For quite some time now, I’ve been pondering how storytelling will change with the rapid advances in digital media. I’ll always have a soft spot for films as a great medium to deliver a story. However, I have come to realise that filmmaking as we know it is changing forever.
While, they’ll always be some great auteurs or traditionalists out there making great standalone films, more and more we are going to see the development of stories with no clear beginning, middle or end. Let’s face it, this traditional narrative structure was really only invented due to the limitations of the mediums being used. Clearly, no one is ever going to sit in front of a movie screen watching a film for five hours (unless you’re a masochist), that’s why the standard 90 minute film became the norm. It fitted in with people’s attention spans.
Now, however people’s attention spans are becoming shorter than ever. With the inundation of social media feeds, and the various sites we all subscribe to, we are barely able to keep up with the information being thrown at us.
This is creating an interesting phenomenon. It means that we want small, bite sized pieces of information that we can consume quickly. However, the web has also played nicely into humanity’s innate curiosity. There is still something fun and magical about discovering a new interesting piece of content or story on the web that you can send onto your friends etc.
Where is this leading?
The future is clear. Storytelling will no longer be one person trying to shape a story to an audience. There will be no separation between the ‘creator’ of the story and the audience. The audience will be creating the story as much as the original creator.
This calls for a very different mindset than the capitalist way of thinking that has been so dominant over the past few decades. The individual is no longer paramount, the collective is. Stories will no longer be shaped in isolation, and be protected through archaic practices like copyright. Stories will be created through various ‘entry points’ on the web, be that a blog, a video, a facebook page etc. The audience themselves will then shape the story and even be contributors to its creation.

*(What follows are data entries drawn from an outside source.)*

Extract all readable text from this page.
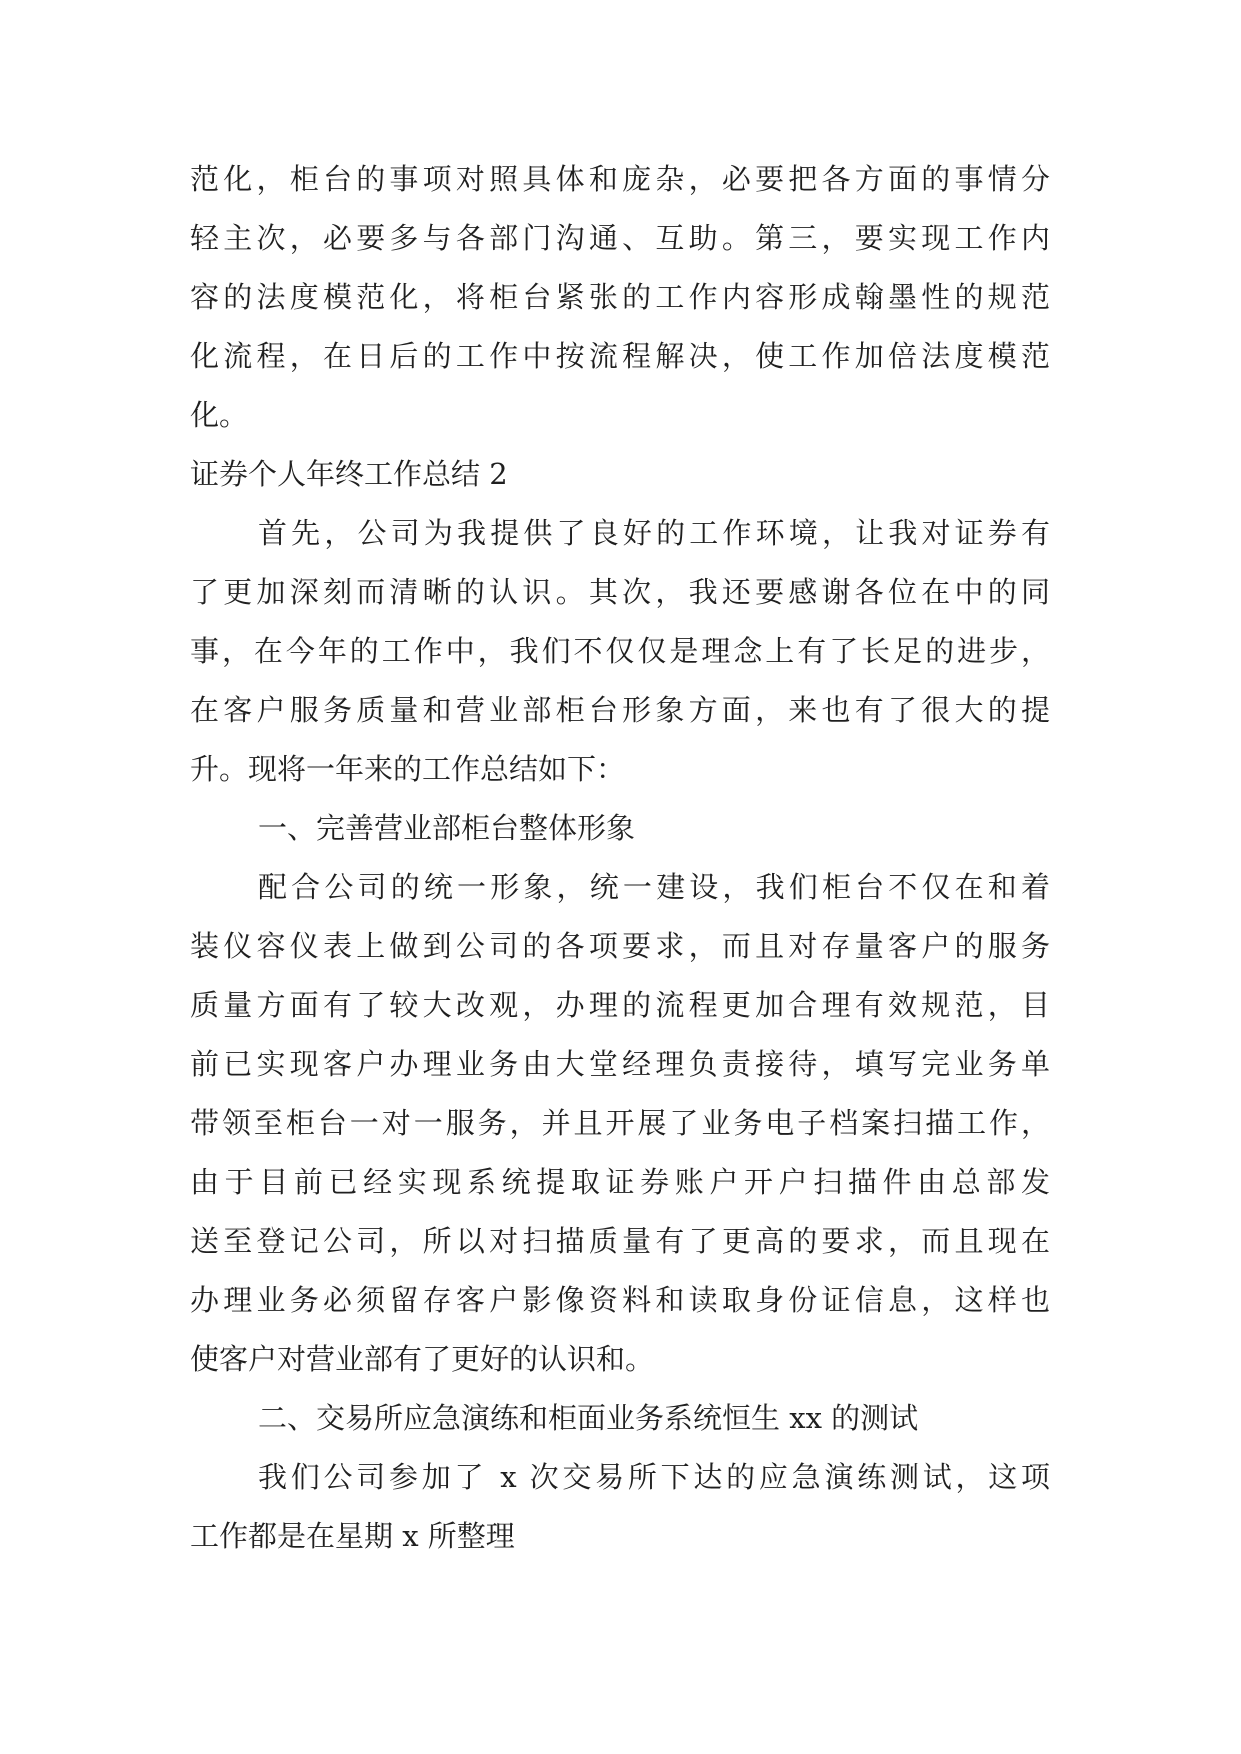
范化，柜台的事项对照具体和庞杂，必要把各方面的事情分
轻主次，必要多与各部门沟通、互助。第三，要实现工作内
容的法度模范化，将柜台紧张的工作内容形成翰墨性的规范
化流程，在日后的工作中按流程解决，使工作加倍法度模范
化。
证券个人年终工作总结 2
首先，公司为我提供了良好的工作环境，让我对证券有
了更加深刻而清晰的认识。其次，我还要感谢各位在中的同
事，在今年的工作中，我们不仅仅是理念上有了长足的进步，
在客户服务质量和营业部柜台形象方面，来也有了很大的提
升。现将一年来的工作总结如下：
一、完善营业部柜台整体形象
配合公司的统一形象，统一建设，我们柜台不仅在和着
装仪容仪表上做到公司的各项要求，而且对存量客户的服务
质量方面有了较大改观，办理的流程更加合理有效规范，目
前已实现客户办理业务由大堂经理负责接待，填写完业务单
带领至柜台一对一服务，并且开展了业务电子档案扫描工作，
由于目前已经实现系统提取证券账户开户扫描件由总部发
送至登记公司，所以对扫描质量有了更高的要求，而且现在
办理业务必须留存客户影像资料和读取身份证信息，这样也
使客户对营业部有了更好的认识和。
二、交易所应急演练和柜面业务系统恒生 xx 的测试
我们公司参加了 x 次交易所下达的应急演练测试，这项
工作都是在星期 x 所整理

For the first time since ancient cultures, where stories were passed down from generation to generation through verbal communication (around fires etc), the world has now found a new, communal space to share and grow its stories that represent humanity. What’s more, if we plan this right, we can have a trail of websites that archive and document the development of these stories.
In other words, stories are no longer simply stories, they are world views that will evolve with discussion, creation, and review.
So I welcome you to the new world of digital storytelling, where everyone of us are creators, audience, and critics all at once.
The only question left to answer is what does this human story mean to all of us? What does the future hold?
I think Tom Himpe and David Bausola, with a little help from Ridley and Tony Scott, have struck the nail on the head and are set to be leaders in the digital media space. I encourage you to go and explore their site. The future is here.